Russ, Stewart and others,



 



First of all I did not know, that potassium chloride (KCl) was used as a water softener salt, to my knowledge sodium chloride (NaCl) is used for it. Maybe systems are in use in the USA which prefer KCl. Discharged NaCl is not environmentally friendly and neither is KCl. KCl is known as an efficient “quick melt” thawing salt, though because of its environmentally negative impact in Europe on a large scale there is increasingly used a wizard salt, which to my knowledge contains mostly urea. Nevermind, because of global warming we will need in Europe no thawing salt at all in the future and I can rely in Vienna on the community snow ploughs and even more on our excellent public transport anyway……



 



Fertilizers are very well known not only to contain potassium and thereby K-40, but also NORM, depending on the way it was produced, reaching from uranium, thorium and radium isotopes and their progeny. Increased doserates are therefore no surprise for me. I have seen about thirty years ago the bunkers of the biggest fertilizer factory in Austria, which have contained thousands if not millions of tons of fertilizer. I am still concerned about the radon concentration in these bunkers and even more on the gamma dose rates people receive there and during transport in lorries. I would have very much wanted to find out, but never had a chance.   



 



This problem is the same everywhere in the world. “Everyone” responsible knows about it. Where are the regulations? Where are the controllers? When LNT will be out of business this problem will be obsolete anyway.

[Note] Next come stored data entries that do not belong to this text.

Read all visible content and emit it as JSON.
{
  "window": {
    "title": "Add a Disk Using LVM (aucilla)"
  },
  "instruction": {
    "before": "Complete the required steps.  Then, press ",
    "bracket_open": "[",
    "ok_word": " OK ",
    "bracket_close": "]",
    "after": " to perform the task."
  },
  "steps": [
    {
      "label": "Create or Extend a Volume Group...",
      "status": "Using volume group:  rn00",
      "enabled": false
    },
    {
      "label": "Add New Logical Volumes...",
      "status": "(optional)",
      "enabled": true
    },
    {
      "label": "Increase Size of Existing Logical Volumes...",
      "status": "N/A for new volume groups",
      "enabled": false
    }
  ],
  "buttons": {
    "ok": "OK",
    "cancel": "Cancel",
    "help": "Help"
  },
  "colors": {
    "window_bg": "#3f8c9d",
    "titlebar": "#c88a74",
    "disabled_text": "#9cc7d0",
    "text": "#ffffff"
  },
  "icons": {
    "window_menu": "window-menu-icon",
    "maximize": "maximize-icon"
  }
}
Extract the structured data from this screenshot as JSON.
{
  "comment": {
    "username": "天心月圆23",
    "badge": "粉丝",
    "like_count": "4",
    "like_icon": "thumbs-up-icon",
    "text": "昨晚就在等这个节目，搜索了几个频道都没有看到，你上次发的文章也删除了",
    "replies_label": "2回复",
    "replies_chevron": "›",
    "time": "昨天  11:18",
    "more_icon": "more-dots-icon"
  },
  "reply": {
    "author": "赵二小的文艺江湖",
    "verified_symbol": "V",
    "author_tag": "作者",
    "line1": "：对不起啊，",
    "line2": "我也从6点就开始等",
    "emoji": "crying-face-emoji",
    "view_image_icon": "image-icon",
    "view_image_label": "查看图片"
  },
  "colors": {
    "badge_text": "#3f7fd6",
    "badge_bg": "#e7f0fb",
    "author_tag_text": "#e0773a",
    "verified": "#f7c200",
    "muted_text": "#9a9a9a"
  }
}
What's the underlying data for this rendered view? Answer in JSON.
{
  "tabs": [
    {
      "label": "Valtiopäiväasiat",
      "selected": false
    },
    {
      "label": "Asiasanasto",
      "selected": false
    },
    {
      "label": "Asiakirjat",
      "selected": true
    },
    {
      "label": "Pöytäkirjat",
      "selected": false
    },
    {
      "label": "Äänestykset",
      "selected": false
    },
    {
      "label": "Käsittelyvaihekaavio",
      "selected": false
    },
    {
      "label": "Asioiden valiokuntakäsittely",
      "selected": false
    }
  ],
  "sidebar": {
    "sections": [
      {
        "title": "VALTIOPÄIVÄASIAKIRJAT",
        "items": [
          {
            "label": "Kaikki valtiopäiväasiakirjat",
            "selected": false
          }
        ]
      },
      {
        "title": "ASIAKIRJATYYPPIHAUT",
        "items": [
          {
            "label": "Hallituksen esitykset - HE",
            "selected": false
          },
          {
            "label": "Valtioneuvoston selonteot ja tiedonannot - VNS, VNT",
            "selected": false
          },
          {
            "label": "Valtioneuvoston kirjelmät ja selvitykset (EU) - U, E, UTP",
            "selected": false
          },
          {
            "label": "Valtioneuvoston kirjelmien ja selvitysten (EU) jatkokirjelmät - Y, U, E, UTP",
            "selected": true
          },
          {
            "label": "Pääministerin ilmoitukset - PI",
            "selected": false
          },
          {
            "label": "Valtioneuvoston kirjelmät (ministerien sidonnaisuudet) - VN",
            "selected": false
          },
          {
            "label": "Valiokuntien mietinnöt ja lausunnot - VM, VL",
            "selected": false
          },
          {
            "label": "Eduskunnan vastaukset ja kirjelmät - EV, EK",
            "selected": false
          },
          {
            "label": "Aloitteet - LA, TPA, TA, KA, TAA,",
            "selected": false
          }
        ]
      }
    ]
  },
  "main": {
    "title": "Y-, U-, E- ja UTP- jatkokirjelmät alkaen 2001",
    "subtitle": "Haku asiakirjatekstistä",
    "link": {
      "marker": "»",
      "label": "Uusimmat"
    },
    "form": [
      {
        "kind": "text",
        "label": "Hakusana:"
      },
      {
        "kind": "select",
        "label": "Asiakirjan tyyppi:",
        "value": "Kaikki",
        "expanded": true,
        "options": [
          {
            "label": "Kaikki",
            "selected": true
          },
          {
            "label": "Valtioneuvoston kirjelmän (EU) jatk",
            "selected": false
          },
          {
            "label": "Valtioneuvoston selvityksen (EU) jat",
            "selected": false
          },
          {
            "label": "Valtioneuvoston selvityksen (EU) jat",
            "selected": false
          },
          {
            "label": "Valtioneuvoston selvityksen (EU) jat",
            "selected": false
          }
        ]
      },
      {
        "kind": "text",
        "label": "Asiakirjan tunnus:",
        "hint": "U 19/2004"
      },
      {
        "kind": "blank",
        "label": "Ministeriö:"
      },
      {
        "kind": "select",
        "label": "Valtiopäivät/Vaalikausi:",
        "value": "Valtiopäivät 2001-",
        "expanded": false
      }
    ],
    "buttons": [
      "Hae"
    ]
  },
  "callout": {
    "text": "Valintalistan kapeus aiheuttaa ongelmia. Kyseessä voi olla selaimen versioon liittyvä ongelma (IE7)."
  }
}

Or should customers all over the world buy these fertilizers and thawing salts and put them below their beds in order to benefit from the hormetic effect…..



 



Best regards,



 



Franz



 



 



 



 



 



 





-----Ursprüngliche Nachricht-----

Von: owner-radsafe@list.vanderbilt.edu [mailto:owner-radsafe@list.vanderbilt.edu] Im Auftrag von Russ Johnson

Gesendet: Mittwoch, 27. Oktober 2004 20:40

An: radsafe@list.Vanderbilt.Edu

Betreff: Re: Correction: 0.026 mR/hr 1' from 120lb KCl, 2x background



 



Interesting topic, thought I'd jump in. We have a professor here that bought a 50 lb bag of commercial garden fertilizer at our local Walmart. He uses it in one of his classes as a low dose rate gamma source demo. Just for kicks, I surveyed it with a pancake GM meter and saw a solid 0.15 mR/hr at contact with the bag. GMs are known to over-respond at low energy (which this isn't), but in any case we're still talking mR, not microR. I can't imagine tons of that stuff sitting in one place!